Tony Laplume said...

Jean-Paul Valley was designed to be the opposite of Bruce Wayne, so that you appreciated Bruce Wayne that much more, someone who had seen crazy s...tuff and not turned out crazy himself.

As for killing someone like The Joker, yes in an ideal world he would have been executed (even if you don't think execution fits in an ideal world), but he's also clearly insane. How much is he really responsible for his actions, even when he seems rational and calculated when he commits them? The ultimate Joker story would finally explain the character, but then you'd have readers who wouldn't understand how he could still be entertaining as a villain after that. By the way, someone described as a genius like Doctor Doom is exactly the same way. He's insane. It's maybe time Marvel, I don't know, admitted that?

Rusty Carl said...

Maybe judge Dredd could team up with Batman and excise judgement on these criminal types after they're caught.

And if you google something then you've already lost the battle for knowledge. At this point I'm not sure how that's possible, but I'm apparently the guy who believes that now so...

Michael Offutt, Phantom Reader said...

Well written review. I don't much read comics anymore but you make we want to change my mind. I prefer just watching animated series.

PT Dilloway said...

Really, you can read comics on that newfangled tablet of yours so you don't even have to go to the comic book store to buy them.

PT Dilloway said...

Incidentally it's sadly ironic now that in this review I mention how the Joker kills Siskel and Ebert in one issue and it turns out to post on the exact day Roger Ebert dies. Funny how life works out. (I had actually written the review a week or so ago so maybe I had a premonition...probably not.)

Nigel G Mitchell said...

Yeah, I agree with your points about how Azrael was designed to fail. I read somewhere he was meant to parody the gritty unstable anti-hero that was popular in the nineties, a way of saying how horrible these anti-heroes are and how great Bruce Wayne is in contrast. But those razor-bats Azrael used were pretty sweet. Shing! Shing!

SpacerGuy said...

Holy neutronium, I think its time for the utility belt!

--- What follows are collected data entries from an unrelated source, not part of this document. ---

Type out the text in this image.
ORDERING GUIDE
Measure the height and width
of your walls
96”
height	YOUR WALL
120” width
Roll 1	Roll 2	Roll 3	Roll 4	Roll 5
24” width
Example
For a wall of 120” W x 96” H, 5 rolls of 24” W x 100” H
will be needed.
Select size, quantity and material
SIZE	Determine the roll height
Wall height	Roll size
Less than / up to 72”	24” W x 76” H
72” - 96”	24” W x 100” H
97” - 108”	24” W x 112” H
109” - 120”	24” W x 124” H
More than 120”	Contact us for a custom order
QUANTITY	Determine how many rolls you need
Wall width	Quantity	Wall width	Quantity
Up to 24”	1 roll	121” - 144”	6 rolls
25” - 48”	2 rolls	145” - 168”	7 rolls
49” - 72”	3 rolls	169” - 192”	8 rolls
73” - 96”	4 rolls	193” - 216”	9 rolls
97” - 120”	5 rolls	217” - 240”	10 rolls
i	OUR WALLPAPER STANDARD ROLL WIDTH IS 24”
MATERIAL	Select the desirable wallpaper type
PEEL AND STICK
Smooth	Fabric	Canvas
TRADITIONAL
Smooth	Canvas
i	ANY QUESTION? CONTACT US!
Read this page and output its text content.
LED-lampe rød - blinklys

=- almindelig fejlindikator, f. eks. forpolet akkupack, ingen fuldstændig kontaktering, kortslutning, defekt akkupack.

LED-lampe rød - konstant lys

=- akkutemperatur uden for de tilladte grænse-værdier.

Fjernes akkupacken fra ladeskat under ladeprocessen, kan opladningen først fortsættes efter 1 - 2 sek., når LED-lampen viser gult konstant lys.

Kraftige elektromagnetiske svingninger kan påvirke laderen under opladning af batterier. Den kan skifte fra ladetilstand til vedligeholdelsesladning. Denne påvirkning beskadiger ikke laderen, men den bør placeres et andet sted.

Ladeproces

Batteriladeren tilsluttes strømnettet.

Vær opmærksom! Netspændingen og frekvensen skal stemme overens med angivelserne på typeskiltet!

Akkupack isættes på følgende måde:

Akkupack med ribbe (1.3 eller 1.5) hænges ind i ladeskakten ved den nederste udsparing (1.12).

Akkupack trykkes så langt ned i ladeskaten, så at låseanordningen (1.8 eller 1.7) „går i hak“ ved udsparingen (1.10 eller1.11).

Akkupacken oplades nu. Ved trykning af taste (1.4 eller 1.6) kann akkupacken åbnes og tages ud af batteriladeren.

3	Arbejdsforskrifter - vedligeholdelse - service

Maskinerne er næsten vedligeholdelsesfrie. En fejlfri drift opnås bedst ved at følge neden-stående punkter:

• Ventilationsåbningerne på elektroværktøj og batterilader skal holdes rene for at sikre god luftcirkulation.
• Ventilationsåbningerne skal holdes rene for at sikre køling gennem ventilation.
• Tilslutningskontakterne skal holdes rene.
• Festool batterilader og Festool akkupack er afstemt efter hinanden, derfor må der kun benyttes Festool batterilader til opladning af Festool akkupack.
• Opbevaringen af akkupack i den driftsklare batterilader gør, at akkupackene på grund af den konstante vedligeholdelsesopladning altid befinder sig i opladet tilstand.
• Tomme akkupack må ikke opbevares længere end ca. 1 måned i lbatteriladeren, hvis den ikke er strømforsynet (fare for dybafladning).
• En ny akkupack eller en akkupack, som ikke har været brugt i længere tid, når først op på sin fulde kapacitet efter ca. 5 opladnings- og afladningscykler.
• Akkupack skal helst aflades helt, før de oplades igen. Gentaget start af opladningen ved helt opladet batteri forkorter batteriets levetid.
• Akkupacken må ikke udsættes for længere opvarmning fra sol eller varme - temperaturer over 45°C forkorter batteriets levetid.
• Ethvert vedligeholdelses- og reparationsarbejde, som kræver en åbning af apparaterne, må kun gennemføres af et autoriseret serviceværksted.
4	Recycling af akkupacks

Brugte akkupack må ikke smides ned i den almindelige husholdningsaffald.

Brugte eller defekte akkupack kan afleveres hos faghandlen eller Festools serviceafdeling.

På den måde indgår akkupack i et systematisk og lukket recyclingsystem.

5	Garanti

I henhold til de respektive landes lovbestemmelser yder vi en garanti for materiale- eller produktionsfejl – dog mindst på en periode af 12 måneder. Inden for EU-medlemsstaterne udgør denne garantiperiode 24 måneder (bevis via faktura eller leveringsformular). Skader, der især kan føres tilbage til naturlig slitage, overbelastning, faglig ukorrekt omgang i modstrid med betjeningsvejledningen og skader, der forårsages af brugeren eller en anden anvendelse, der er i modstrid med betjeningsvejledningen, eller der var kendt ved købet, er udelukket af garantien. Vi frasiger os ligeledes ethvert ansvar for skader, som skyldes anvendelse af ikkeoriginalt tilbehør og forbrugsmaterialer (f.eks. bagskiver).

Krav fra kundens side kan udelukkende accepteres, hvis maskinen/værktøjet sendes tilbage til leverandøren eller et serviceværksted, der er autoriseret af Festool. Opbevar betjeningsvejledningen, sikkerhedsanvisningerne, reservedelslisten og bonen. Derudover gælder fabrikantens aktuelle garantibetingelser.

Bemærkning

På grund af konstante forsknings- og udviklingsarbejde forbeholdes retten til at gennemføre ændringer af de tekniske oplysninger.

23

Michael Offutt, Phantom Reader said...

I've tried it and I don't like comics on the tablet. I don't know why but it's just not the same experience as reading a book.

Plus to tell you the truth, the art in most comic books has really gone down hill. It used to be that you'd have tons of panels (like 8) per page and a lot of content.

Now comic books don't have as many pages and they'll have maybe two panels per page or mostly just one.

I don't like it. I feel like I'm getting gypped out of a story by having them string it along to sell more issues. It's part of the reason I abandoned comics. I think it's hard to get your money's worth anymore.

Michael Offutt, Phantom Reader said...

I'm going to miss Ebert's reviews a lot. I felt like a truly wonderful man had left us today when I heard the news. It's just awful.